2: Arguably the purest/best of the lot, this is the defining HoMM game. Everything that comes later is a refinement, tweak, expansion or re-jiggering of this one.
3: Actually my favorite, because I like many of the refinements, tweaks and re-jiggerings in this rendition over 2. Think of 3 as the "fun one" while 2 is the "pure one." If that makes sense.
4: I've a soft spot for HoMM4 while many purists loathe it. Introduces a "your hero gets down & dirty with the critters in combat" mechanic, in tandem with a "your critters can wander the countryside hero-less to pick up stuff" ability. Also, the hex-field combat maps aren't actually hexes, more of a free-form... thing. Kind of weird, but I like it.

And for chuckles...

5: HoMM gone 3D with a whole new publisher & everything. Surprisingly good, though the grand scale of the earlier games is chopped down to accommodate all the 3D-ness. All in all, I like it, but it's nowhere near as engrossing as the earlier titles. Combat maps are divided into squares instead of hexes, if that matters. (It really doesn't.)
6: Avoid like the plague, apparently... Ubi has saddled it with an "always-online" DRM scheme that is known to break your saves and do other random violence upon your hard-earned enjoyment. Sigh.

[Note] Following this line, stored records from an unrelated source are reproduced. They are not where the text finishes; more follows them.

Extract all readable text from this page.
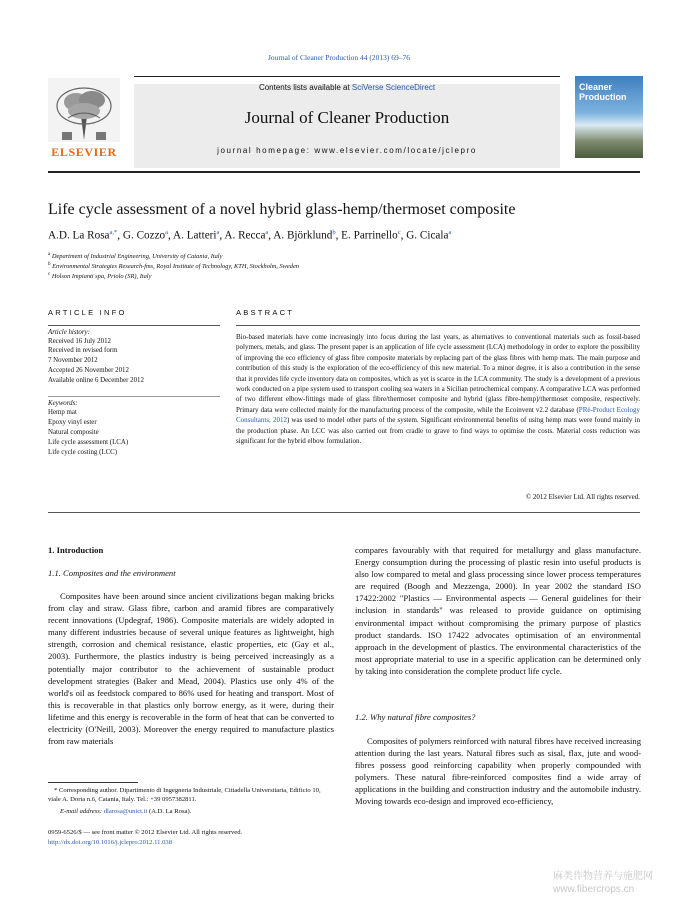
Journal of Cleaner Production 44 (2013) 69–76
Contents lists available at SciVerse ScienceDirect
Journal of Cleaner Production
journal homepage: www.elsevier.com/locate/jclepro
ELSEVIER
Cleaner
Production
Life cycle assessment of a novel hybrid glass-hemp/thermoset composite
A.D. La Rosa$^{a,*}$, G. Cozzo$^a$, A. Latteri$^a$, A. Recca$^a$, A. Björklund$^b$, E. Parrinello$^c$, G. Cicala$^a$
$^a$ Department of Industrial Engineering, University of Catania, Italy
$^b$ Environmental Strategies Research-fms, Royal Institute of Technology, KTH, Stockholm, Sweden
$^c$ Holson Impianti spa, Priolo (SR), Italy
ARTICLE INFO
Article history:
Received 16 July 2012
Received in revised form
7 November 2012
Accepted 26 November 2012
Available online 6 December 2012
Keywords:
Hemp mat
Epoxy vinyl ester
Natural composite
Life cycle assessment (LCA)
Life cycle costing (LCC)
ABSTRACT

Bio-based materials have come increasingly into focus during the last years, as alternatives to conventional materials such as fossil-based polymers, metals, and glass. The present paper is an application of life cycle assessment (LCA) methodology in order to explore the possibility of improving the eco efficiency of glass fibre composite materials by replacing part of the glass fibres with hemp mats. The main purpose and contribution of this study is the exploration of the eco-efficiency of this new material. To a minor degree, it is also a contribution in the sense that it provides life cycle inventory data on composites, which as yet is scarce in the LCA community. The study is a development of a previous work conducted on a pipe system used to transport cooling sea waters in a Sicilian petrochemical company. A comparative LCA was performed of two different elbow-fittings made of glass fibre/thermoset composite and hybrid (glass fibre-hemp)/thermoset composite, respectively. Primary data were collected mainly for the manufacturing process of the composite, while the Ecoinvent v2.2 database (PRè-Product Ecology Consultants, 2012) was used to model other parts of the system. Significant environmental benefits of using hemp mats were found mainly in the production phase. An LCC was also carried out from cradle to grave to find ways to optimise the costs. Material costs reduction was significant for the hybrid elbow formulation.

© 2012 Elsevier Ltd. All rights reserved.
1. Introduction
1.1. Composites and the environment

Composites have been around since ancient civilizations began making bricks from clay and straw. Glass fibre, carbon and aramid fibres are comparatively recent innovations (Updegraf, 1986). Composite materials are widely adopted in many different industries because of several unique features as lightweight, high strength, corrosion and chemical resistance, elastic properties, etc (Gay et al., 2003). Furthermore, the plastics industry is being perceived increasingly as a potentially major contributor to the achievement of sustainable product development strategies (Baker and Mead, 2004). Plastics use only 4% of the world's oil as feedstock compared to 86% used for heating and transport. Most of this is recoverable in that plastics only borrow energy, as it were, during their lifetime and this energy is recoverable in the form of heat that can be converted to electricity (O'Neill, 2003). Moreover the energy required to manufacture plastics from raw materials

compares favourably with that required for metallurgy and glass manufacture. Energy consumption during the processing of plastic resin into useful products is also low compared to metal and glass processing since lower process temperatures are required (Boogh and Mezzenga, 2000). In year 2002 the standard ISO 17422:2002 "Plastics — Environmental aspects — General guidelines for their inclusion in standards" was released to provide guidance on optimising environmental impact without compromising the primary purpose of plastics product standards. ISO 17422 advocates optimisation of an environmental approach in the development of plastics. The environmental characteristics of the most appropriate material to use in a specific application can be determined only by taking into consideration the complete product life cycle.

1.2. Why natural fibre composites?

Composites of polymers reinforced with natural fibres have received increasing attention during the last years. Natural fibres such as sisal, flax, jute and wood-fibres possess good reinforcing capability when properly compounded with polymers. These natural fibre-reinforced composites find a wide array of applications in the building and construction industry and the automobile industry. Moving towards eco-design and improved eco-efficiency,

* Corresponding author. Dipartimento di Ingegneria Industriale, Cittadella Universitaria, Edificio 10, viale A. Doria n.6, Catania, Italy. Tel.: +39 0957382811.
E-mail address: dlarosa@unict.it (A.D. La Rosa).
0959-6526/$ — see front matter © 2012 Elsevier Ltd. All rights reserved.
http://dx.doi.org/10.1016/j.jclepro.2012.11.038
麻类作物营养与施肥网
www.fibercrops.cn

Posted by: GreyDuck at April 09, 2012 08:35 PM (Buiw/)

6 I am a big fan of this series, particularly the third one. Fun turn based 4x games.

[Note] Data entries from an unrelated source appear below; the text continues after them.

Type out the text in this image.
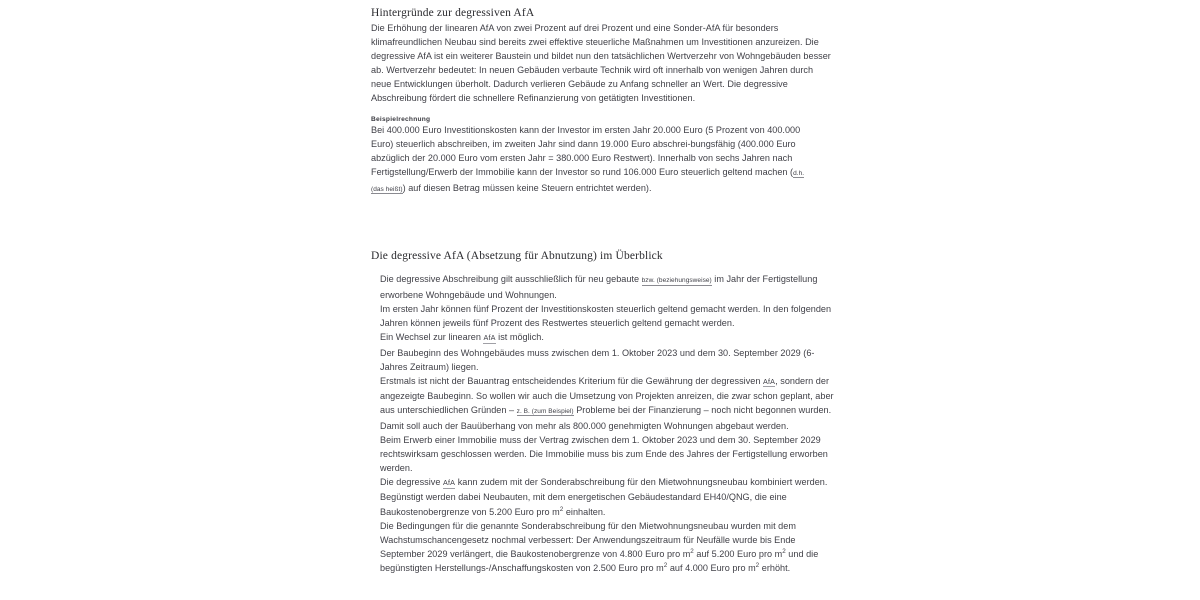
Hintergründe zur degressiven AfA

Die Erhöhung der linearen AfA von zwei Prozent auf drei Prozent und eine Sonder-AfA für besonders klimafreundlichen Neubau sind bereits zwei effektive steuerliche Maßnahmen um Investitionen anzureizen. Die degressive AfA ist ein weiterer Baustein und bildet nun den tatsächlichen Wertverzehr von Wohngebäuden besser ab. Wertverzehr bedeutet: In neuen Gebäuden verbaute Technik wird oft innerhalb von wenigen Jahren durch neue Entwicklungen überholt. Dadurch verlieren Gebäude zu Anfang schneller an Wert. Die degressive Abschreibung fördert die schnellere Refinanzierung von getätigten Investitionen.

Beispielrechnung

Bei 400.000 Euro Investitionskosten kann der Investor im ersten Jahr 20.000 Euro (5 Prozent von 400.000 Euro) steuerlich abschreiben, im zweiten Jahr sind dann 19.000 Euro abschrei-bungsfähig (400.000 Euro abzüglich der 20.000 Euro vom ersten Jahr = 380.000 Euro Restwert). Innerhalb von sechs Jahren nach Fertigstellung/Erwerb der Immobilie kann der Investor so rund 106.000 Euro steuerlich geltend machen (d.h. (das heißt)) auf diesen Betrag müssen keine Steuern entrichtet werden).

Die degressive AfA (Absetzung für Abnutzung) im Überblick
Die degressive Abschreibung gilt ausschließlich für neu gebaute bzw. (beziehungsweise) im Jahr der Fertigstellung erworbene Wohngebäude und Wohnungen.
Im ersten Jahr können fünf Prozent der Investitionskosten steuerlich geltend gemacht werden. In den folgenden Jahren können jeweils fünf Prozent des Restwertes steuerlich geltend gemacht werden.
Ein Wechsel zur linearen AfA ist möglich.
Der Baubeginn des Wohngebäudes muss zwischen dem 1. Oktober 2023 und dem 30. September 2029 (6-Jahres Zeitraum) liegen.
Erstmals ist nicht der Bauantrag entscheidendes Kriterium für die Gewährung der degressiven AfA, sondern der angezeigte Baubeginn. So wollen wir auch die Umsetzung von Projekten anreizen, die zwar schon geplant, aber aus unterschiedlichen Gründen – z. B. (zum Beispiel) Probleme bei der Finanzierung – noch nicht begonnen wurden. Damit soll auch der Bauüberhang von mehr als 800.000 genehmigten Wohnungen abgebaut werden.
Beim Erwerb einer Immobilie muss der Vertrag zwischen dem 1. Oktober 2023 und dem 30. September 2029 rechtswirksam geschlossen werden. Die Immobilie muss bis zum Ende des Jahres der Fertigstellung erworben werden.
Die degressive AfA kann zudem mit der Sonderabschreibung für den Mietwohnungsneubau kombiniert werden. Begünstigt werden dabei Neubauten, mit dem energetischen Gebäudestandard EH40/QNG, die eine Baukostenobergrenze von 5.200 Euro pro $m^2$ einhalten.
Die Bedingungen für die genannte Sonderabschreibung für den Mietwohnungsneubau wurden mit dem Wachstumschancengesetz nochmal verbessert: Der Anwendungszeitraum für Neufälle wurde bis Ende September 2029 verlängert, die Baukostenobergrenze von 4.800 Euro pro $m^2$ auf 5.200 Euro pro $m^2$ und die begünstigten Herstellungs-/Anschaffungskosten von 2.500 Euro pro $m^2$ auf 4.000 Euro pro $m^2$ erhöht.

I second most everything GreyDuck said. 2 is when the series really came together and established its identity. 3 extended the magic model significantly and added a lot of bells and whistles, and is my favorite. Although I spent many, many, many happy hours playing 2 and the expansions for 2, 3 is the one I come back to every 18 months or so to play some more, just because it is so enjoyable.

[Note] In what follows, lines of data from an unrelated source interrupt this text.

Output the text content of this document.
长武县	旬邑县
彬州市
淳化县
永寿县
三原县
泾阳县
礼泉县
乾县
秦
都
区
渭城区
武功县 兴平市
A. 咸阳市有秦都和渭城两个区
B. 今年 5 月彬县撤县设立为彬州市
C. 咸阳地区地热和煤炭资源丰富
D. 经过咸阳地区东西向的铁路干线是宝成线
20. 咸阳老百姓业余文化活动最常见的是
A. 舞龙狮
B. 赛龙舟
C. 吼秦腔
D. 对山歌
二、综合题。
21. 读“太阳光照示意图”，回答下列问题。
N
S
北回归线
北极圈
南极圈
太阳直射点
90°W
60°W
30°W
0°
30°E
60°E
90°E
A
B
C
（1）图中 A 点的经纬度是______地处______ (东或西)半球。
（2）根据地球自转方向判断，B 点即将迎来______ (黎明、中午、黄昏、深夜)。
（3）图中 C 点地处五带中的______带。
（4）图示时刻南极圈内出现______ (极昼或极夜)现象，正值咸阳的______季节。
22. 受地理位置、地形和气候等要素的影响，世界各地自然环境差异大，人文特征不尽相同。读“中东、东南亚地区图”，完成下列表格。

I was one of the people who did not like 4 as well as the previous games, although it is still interesting. Putting the heroes directly on the battle field changed many aspects of the game in ways I did not like much.

I enjoy the balance and trade offs of deciding where to invest your limited resources: more heroes to have more actors on the field, economy for more resources in the future, more units to expand now, building up your towns for higher tier units later, pushing magic to turn your heroes into army-killing terrors. It definitely has that one-more-turn, watch your empire grow, hey how did it get to be 3 AM feel that characterizes really good games.

Posted by: haphazard1 at April 09, 2012 09:33 PM (9yBYR)

7 Play Heroes III with the utility, Heroes 3 HD. Other than allowing higher resolution support, it also includes a lot of small bug fixes, and even some additional features, all of which are optional.